European Industry Commissioner Thierry Breton said it was possible to redress the imbalance, and the global chip shortage hobbling carmakers and electronics suppliers was evidence that now is the time to act.
“We want to come back to our former market share of production for the needs of our industry,” said Breton, the former chief executive officer of French IT giant Atos and France Telecom. Europe’s share of semiconductor manufacturing has dropped over the years because the region has been “too naive, too open,” he added in an interview.
On Wednesday, the European Commission, the bloc’s executive body, will announce more detail about a strategy announced in March to double production to at least 20 per cent of the world’s chips by 2030. It will involve creating an industry alliance of Europe’s leading semiconductor companies and research centers as well as more than a dozen EU governments, Breton said.

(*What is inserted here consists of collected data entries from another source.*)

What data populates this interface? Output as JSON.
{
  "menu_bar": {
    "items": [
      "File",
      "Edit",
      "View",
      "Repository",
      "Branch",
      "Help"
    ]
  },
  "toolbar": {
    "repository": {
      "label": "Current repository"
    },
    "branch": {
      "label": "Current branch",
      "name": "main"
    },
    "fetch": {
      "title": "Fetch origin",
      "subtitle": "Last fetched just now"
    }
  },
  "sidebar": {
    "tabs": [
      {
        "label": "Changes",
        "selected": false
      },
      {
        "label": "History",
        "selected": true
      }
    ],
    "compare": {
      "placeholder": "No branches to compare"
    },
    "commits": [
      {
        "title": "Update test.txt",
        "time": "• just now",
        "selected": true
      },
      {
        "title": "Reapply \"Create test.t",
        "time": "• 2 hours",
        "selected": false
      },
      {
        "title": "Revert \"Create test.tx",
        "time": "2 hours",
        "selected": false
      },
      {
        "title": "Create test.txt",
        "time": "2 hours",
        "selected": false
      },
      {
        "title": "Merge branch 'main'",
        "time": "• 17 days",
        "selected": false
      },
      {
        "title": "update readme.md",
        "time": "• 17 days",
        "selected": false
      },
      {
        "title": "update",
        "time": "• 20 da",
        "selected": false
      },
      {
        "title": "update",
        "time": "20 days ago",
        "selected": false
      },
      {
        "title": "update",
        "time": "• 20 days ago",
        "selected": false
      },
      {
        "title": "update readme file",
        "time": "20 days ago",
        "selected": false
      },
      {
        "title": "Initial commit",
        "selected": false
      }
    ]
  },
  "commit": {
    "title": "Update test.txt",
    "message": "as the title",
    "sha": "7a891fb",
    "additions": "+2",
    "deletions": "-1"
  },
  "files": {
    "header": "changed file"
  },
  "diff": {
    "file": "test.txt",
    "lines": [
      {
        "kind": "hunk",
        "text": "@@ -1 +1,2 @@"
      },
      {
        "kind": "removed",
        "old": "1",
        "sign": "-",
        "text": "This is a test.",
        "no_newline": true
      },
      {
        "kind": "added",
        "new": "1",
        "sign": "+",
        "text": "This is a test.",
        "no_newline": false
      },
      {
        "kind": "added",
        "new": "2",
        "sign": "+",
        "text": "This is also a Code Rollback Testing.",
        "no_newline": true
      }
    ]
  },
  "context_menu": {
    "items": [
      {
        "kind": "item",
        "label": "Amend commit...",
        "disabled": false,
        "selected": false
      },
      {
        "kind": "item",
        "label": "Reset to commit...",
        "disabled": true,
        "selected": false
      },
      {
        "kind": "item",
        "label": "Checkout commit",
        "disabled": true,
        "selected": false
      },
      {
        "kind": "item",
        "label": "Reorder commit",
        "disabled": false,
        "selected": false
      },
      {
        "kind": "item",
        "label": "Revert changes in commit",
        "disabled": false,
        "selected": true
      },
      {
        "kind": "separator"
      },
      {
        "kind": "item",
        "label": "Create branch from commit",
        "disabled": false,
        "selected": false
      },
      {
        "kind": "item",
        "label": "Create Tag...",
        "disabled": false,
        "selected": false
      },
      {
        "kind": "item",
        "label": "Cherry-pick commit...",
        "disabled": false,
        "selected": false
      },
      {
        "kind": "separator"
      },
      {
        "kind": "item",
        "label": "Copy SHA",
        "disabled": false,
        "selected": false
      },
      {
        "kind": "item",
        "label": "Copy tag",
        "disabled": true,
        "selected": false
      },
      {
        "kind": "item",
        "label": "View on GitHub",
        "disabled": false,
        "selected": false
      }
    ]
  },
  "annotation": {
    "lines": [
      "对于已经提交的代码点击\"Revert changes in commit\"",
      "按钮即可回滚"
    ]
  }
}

At least 22 countries have already signed a letter of intent.
The alliance of European players will have to decide how to boost the design and production of 20-nanometre to 10-nm chips, which are smaller and more powerful than most currently manufactured in Europe, Breton said, without offering a timeline. Advances in manufacturing are measured in nanometres, or billionths of a metre, with smaller and smaller transistors crammed onto silicon wafers with each new iteration.